Menurut Mann, pendidikan umum merupakan penemuan terbesar manusia. Organisasi-organisasi sosial lain semuanya hanya kuratif dan remedial sifatnya. Sekolah saja yang dapat mencegah dan menangkal kesulitan dan bencana. Namun demikian, hanya pendidikan dengan asas-asas dan praktik yang benarlah yang dapat menjadi pengamanan politik dan menciptakan SDM, yaitu orang-orang yang dilengkapi tingkat kecerdasan tertentu dengan watak danprinsip-prinsip tertentu. Orang-orang yang dididik dengan baik dapat membantu proses produksi dalam ekonomi dan memperkuat integrasi sosial dalam kelompoknya. Sebaliknya, pendidikan yang centang-perenang, tanpa arah dan tujuan jelas, hanya akan menghasilkan orang-orang yang menjadi beban masyarakatnya dan sumber masalah yang mempersulit kehidupan bersama.
Pendidikan dan pengajaran
Ada pandangan yang membedakan pendidikan dan pengajaran. Kurang jelas apakah pembedaan ini maksudnya menunjukkan pembagian tugas, seakan-akan sekolah hanya mengurus pengajaran, sementara pendidikan anak didik menjadi tanggung jawab masing-masing keluarga. Apa pun maksud pembedaan itu, satu hal perlu ditegaskan di sini, yaitubahwa pengajaran dan pendidikan bisa dibedakan, tetapi tak pernah bisa dipisahkan. Alasannya, pengajaran yang diajarkan di sekolah tak dimaksudkan hanya untuk menjadi transfer pengetahuan. Pengajaran memang bertujuan menyampaikan pengetahuan, tetapi pengetahuan yang ditransfer itu harus menjadi sarana bagi pendidikan anak didik dan unsur dalam pembentukan kepribadian mereka.
Dalam pengajaran itu mereka dilatih berpikir, bertanya, dan perlahan-lahan memahami bagaimana pengetahuan disusun dengan metode dan sistematika tertentu, dan bagaimana pula pengetahuan itu telah diperoleh dan apakah dapat diuji kesahihannya. Melalui pengetahuan itu terbuka wawasan tentang alam dan masyarakat, dan bagaimana mestinya orang bersikap terhadap alam dan berperilaku terhadap anggota masyarakat. Singkat kata, pengajaran menyampaikan pengetahuan, dan pengetahuan mempertajam nalar, membentuk watak, dan mematangkan kepribadian.
Pengajaran yang tak dihayati sebagai sarana pendidikan akan berubah mekanis dan membuat otak anak didik seolah-olah file komputer yang hanya berfungsi menampung informasi.

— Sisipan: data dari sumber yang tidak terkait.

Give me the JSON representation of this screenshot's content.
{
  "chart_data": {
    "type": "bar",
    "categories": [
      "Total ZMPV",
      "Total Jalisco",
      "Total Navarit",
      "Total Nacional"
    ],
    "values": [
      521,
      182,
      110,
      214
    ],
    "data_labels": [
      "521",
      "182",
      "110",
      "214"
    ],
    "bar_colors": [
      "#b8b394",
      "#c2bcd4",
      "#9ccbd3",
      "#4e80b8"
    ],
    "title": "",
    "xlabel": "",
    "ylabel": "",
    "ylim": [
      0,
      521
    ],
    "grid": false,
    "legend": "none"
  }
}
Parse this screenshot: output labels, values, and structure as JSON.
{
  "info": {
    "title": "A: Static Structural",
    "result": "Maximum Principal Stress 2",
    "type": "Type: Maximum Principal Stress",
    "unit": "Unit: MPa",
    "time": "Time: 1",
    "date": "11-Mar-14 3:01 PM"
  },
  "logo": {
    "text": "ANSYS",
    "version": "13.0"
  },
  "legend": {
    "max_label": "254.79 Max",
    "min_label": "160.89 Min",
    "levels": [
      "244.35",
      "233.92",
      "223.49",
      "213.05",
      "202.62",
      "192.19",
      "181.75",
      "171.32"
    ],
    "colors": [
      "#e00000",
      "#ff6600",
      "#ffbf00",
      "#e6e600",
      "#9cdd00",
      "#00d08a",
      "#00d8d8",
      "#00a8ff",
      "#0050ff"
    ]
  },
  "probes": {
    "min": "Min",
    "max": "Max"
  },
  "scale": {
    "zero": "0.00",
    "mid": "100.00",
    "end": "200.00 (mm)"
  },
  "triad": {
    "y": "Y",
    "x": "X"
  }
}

Bertrand Russel, filsuf Inggris terbesar abad XX dan pemenang Nobel untuk kesusastraan, mengajukan kritik tajam dan sengit terhadap pendidikan yang diperlakukan hanya sebagai pengajaran. Menurut dia, kita memang sanggup menciptakan berbagai perlengkapan dan membuat alat-alat, namun kita bisa tetap primitif dalam metode dan teknik, kalau kita mengira pendidikan hanya menjadi transfer pengetahuan yang sudah baku, dan bukannyasarana membentuk kebiasaan dan sikap ilmiah.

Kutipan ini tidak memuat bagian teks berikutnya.